Astronomy and Astrophysics, volume 535A, 33-33 (2011/11-1)
Three galactic globular cluster candidates.
MONI BIDIN C., MAURO F., GEISLER D., MINNITI D., CATELAN M., HEMPEL M., VALENTI E., VALCARCE A.A.R., ALONSO-GARCIA J., BORISSOVA J., CARRARO G., LUCAS P., CHENE A.-N., ZOCCALI M. and KURTEV R.G.
Abstract (from CDS):
The census of Galactic globular clusters (GCs) is still incomplete, and about ten new objects are supposed to await discovery, hidden behind the crowded and reddened regions of the Galactic bulge and disk. We investigated the nature of three new GC candidates, discovered in the frames collected by the Vista Variables in the Via Lactea (VVV) near-infrared survey. They will be called VVV CL002, VVV CL003, and VVV CL004. We studied the results of point-spread-function near-infrared photometry from VVV data for the three objects and their surrounding fields, the proper motion information available in the literature and, when possible, we derived the cluster parameters by means of calibrated indices measured on the color-magnitude diagrams. The evidence shows that VVV CL002 is a newly discovered, small, moderately metal-rich ([Fe/H]≃-0.4) Galactic GC. It is located at a Galactocentric distance of 0.7±0.9kpc, and it could be one of the nearest GC to the Galactic center. Its characteristics are more similar to those of low-mass, Palomar-like GCs than to more classical, old, and massive bulge GCs. VVV CL003 is the first star cluster discovered in the Galactic disk on the opposite side of the center with respect to the Sun, at a Galactocentric distance of ∼5kpc. Its high metallicity ([Fe/H]≃-0.1) and location point to an open cluster, but a GC cannot be excluded. VVV CL004, on the contrary, is most probably only a random clump of field stars, as indicated by both its low statistical significance and by the impossibility to distinguish its stars from the surrounding field population.

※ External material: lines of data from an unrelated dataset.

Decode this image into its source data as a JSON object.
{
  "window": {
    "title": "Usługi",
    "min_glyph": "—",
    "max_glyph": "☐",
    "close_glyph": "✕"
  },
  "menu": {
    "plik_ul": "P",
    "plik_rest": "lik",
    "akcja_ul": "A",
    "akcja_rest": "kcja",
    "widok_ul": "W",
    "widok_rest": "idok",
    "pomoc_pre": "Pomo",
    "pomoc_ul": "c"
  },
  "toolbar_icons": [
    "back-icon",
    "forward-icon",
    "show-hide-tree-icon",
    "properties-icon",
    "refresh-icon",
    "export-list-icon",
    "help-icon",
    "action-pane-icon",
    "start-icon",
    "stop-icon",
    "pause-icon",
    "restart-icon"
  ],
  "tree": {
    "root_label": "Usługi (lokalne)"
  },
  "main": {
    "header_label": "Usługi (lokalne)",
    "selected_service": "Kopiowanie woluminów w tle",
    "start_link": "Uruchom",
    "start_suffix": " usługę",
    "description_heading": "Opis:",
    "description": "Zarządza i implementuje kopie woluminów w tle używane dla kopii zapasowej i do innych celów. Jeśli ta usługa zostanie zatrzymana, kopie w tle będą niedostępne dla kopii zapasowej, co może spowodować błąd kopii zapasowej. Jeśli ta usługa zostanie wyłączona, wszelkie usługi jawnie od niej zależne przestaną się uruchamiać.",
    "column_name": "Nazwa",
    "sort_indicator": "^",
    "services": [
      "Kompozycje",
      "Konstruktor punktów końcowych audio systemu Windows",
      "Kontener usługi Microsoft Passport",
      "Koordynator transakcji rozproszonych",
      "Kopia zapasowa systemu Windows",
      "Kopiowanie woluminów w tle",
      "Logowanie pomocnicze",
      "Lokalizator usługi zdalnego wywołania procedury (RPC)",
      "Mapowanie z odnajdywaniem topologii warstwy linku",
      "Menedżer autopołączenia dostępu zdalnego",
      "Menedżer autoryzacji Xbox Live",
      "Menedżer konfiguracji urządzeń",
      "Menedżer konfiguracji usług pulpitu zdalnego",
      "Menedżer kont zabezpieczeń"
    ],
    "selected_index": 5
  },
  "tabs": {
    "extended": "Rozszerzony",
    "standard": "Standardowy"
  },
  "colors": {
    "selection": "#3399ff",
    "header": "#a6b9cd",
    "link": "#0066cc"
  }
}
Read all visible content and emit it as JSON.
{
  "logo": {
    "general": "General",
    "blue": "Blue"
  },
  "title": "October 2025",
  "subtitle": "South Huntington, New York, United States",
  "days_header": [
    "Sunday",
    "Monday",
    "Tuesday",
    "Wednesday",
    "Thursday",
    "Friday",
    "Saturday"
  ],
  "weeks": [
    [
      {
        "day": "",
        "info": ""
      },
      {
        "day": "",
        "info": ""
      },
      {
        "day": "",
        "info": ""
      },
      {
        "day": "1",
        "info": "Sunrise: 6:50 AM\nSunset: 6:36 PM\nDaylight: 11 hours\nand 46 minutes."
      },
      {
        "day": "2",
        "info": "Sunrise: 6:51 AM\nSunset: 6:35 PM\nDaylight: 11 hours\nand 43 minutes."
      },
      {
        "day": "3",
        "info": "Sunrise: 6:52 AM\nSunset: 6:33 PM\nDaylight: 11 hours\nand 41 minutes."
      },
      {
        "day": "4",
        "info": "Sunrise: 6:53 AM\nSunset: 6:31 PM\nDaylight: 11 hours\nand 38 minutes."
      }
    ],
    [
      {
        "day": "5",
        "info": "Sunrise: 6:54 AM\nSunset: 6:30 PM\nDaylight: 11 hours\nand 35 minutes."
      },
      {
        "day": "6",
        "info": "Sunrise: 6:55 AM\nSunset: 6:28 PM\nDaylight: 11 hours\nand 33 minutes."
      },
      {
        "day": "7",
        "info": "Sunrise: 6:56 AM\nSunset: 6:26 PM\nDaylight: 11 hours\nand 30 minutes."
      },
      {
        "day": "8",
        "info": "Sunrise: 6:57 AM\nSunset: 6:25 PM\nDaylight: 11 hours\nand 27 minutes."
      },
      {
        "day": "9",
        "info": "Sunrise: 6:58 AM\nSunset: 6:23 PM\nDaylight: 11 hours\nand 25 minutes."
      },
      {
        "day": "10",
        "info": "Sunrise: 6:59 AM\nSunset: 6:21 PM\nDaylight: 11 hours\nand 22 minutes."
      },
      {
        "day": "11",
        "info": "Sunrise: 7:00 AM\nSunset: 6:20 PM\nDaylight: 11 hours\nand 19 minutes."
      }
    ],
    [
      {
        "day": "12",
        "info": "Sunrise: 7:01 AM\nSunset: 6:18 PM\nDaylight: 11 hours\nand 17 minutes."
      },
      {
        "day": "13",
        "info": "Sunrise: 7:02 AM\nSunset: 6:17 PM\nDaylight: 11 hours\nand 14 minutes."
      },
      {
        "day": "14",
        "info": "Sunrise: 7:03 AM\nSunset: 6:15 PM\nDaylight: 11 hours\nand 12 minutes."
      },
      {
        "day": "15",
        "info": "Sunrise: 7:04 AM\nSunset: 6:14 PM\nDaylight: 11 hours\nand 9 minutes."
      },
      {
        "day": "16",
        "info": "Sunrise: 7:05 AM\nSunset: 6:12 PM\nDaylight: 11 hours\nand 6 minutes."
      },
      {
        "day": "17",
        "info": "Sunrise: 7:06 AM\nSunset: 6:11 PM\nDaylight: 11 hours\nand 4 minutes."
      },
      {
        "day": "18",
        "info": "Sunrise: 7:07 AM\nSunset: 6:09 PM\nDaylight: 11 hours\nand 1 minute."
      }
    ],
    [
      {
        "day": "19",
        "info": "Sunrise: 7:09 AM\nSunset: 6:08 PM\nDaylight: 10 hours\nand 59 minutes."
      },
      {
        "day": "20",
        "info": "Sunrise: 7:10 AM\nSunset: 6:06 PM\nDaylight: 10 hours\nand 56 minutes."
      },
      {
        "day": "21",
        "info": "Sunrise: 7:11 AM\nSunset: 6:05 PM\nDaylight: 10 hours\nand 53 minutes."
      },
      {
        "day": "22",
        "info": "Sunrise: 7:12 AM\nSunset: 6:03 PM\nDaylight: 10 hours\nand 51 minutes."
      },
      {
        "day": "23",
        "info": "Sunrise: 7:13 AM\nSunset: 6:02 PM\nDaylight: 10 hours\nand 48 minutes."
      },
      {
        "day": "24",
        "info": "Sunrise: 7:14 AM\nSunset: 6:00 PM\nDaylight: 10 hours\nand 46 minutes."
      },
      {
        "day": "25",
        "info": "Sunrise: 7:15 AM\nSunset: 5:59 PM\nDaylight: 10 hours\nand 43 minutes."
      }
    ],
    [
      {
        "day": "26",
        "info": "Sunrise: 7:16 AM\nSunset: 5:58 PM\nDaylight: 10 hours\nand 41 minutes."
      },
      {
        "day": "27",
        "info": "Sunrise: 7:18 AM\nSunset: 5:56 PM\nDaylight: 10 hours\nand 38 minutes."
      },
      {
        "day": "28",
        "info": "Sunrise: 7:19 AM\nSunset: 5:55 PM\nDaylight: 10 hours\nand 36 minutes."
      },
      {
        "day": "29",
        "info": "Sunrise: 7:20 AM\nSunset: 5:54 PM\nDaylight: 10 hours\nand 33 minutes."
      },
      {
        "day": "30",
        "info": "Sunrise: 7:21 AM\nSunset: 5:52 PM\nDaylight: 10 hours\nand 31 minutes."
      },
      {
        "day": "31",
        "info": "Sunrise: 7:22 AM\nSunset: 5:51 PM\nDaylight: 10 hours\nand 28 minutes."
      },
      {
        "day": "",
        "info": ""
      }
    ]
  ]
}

We claim the detection of i) a new Galactic GC, deriving an estimate of its basic parameters; ii) a stellar aggregate, probably an open cluster, in the disk directly beyond the Galactic center; and iii) an overdensity of stars, most probably an asterism.
surveys - globular clusters: individual: VVV CL002 - globular clusters: individual: VVV CL003 - clusters: general globular
Table 1: VVV CLNNN N=3 (Nos CL002, CL003, CL004).